船到漁洋關,田旻如棄船上岸。想到容美境內盡是山路崎嶇,不便乘轎,他便入鄉隨俗,叫官轎隨船返回,自己騎了一匹高頭大白馬踏踏而行。當日正值盛夏驕陽,把這一帶關河山寨照得明晃晃的,田旻如更覺家山形勢一派大好,心情格外豪爽。前有鳴鑼開道,後有兵丁簇擁,他就瀟瀟灑灑進了關內。

當時這漁洋關裏人戶密集,儼如街市,沿路便有許多行人張望,但見新使君如此青壯,盡皆額手注目。
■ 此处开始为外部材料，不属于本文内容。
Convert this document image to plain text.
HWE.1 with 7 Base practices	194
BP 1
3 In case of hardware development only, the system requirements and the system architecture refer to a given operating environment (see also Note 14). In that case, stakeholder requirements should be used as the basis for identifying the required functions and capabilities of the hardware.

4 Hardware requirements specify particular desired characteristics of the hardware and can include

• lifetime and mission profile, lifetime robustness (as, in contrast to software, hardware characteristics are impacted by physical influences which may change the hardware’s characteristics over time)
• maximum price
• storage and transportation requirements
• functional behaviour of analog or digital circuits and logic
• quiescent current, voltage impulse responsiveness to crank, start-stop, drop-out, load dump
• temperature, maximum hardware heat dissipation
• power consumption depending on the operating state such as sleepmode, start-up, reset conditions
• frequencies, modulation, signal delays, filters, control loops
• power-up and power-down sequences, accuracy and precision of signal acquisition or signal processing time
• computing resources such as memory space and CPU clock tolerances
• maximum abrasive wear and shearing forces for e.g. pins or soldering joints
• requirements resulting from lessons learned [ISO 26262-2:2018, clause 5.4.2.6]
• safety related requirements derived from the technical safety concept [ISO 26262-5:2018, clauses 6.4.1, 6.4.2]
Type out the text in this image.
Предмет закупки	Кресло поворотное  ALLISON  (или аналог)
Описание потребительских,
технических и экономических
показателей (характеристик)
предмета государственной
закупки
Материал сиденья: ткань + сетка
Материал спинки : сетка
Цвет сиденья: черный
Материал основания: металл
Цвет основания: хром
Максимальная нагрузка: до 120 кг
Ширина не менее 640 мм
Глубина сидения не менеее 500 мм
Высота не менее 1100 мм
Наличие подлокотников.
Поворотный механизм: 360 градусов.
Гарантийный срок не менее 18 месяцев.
行到一戶人家屋前,卻見圍了一圈人正在看耍武藝,田旻如問是何人?隨從便說這是山花子賣藝,並講了些山花子的來曆。

田旻如看那幾個黑臉大漢雖是表演武舞,卻並非花拳繡腿,而是衝陣搏殺的招數、手段著實厲害,暗自有些吃驚。他在皇宮裏當過侍衛,自然曉得些各派武功的絕活,一時興起,便勒住馬頭,翻身跳下馬來,走進人群,對那幾個山花子抱拳叫道:

“壯士們武藝不凡,可否切磋切磋?”

隨從便吆喝道:“這是新到宣慰使大人,還不跪下?”

圍觀的山民都感到十分驚訝惶恐,但那幾個山花子卻並不在乎,其中一蜂腰鶴臂者昂然上前拱手道:

“我等山野之人,豈敢冒犯?”

田旻如笑道:“不妨不妨,切磋武藝嘛,你盡管放開手腳,我點到為止。”

那壯士也不多言,遂隨意擺了個架勢,等他來攻。田旻如取下頂戴、脫了補服,交予隨從,也隨意進入。他散漫轉了半圈,卻猛地一跌腳,大吼一聲突然發起攻擊。豈知那壯漢早有防備,不慌不忙,穩穩接招,二人便展開拳腳、你來我往,龍騰虎躍。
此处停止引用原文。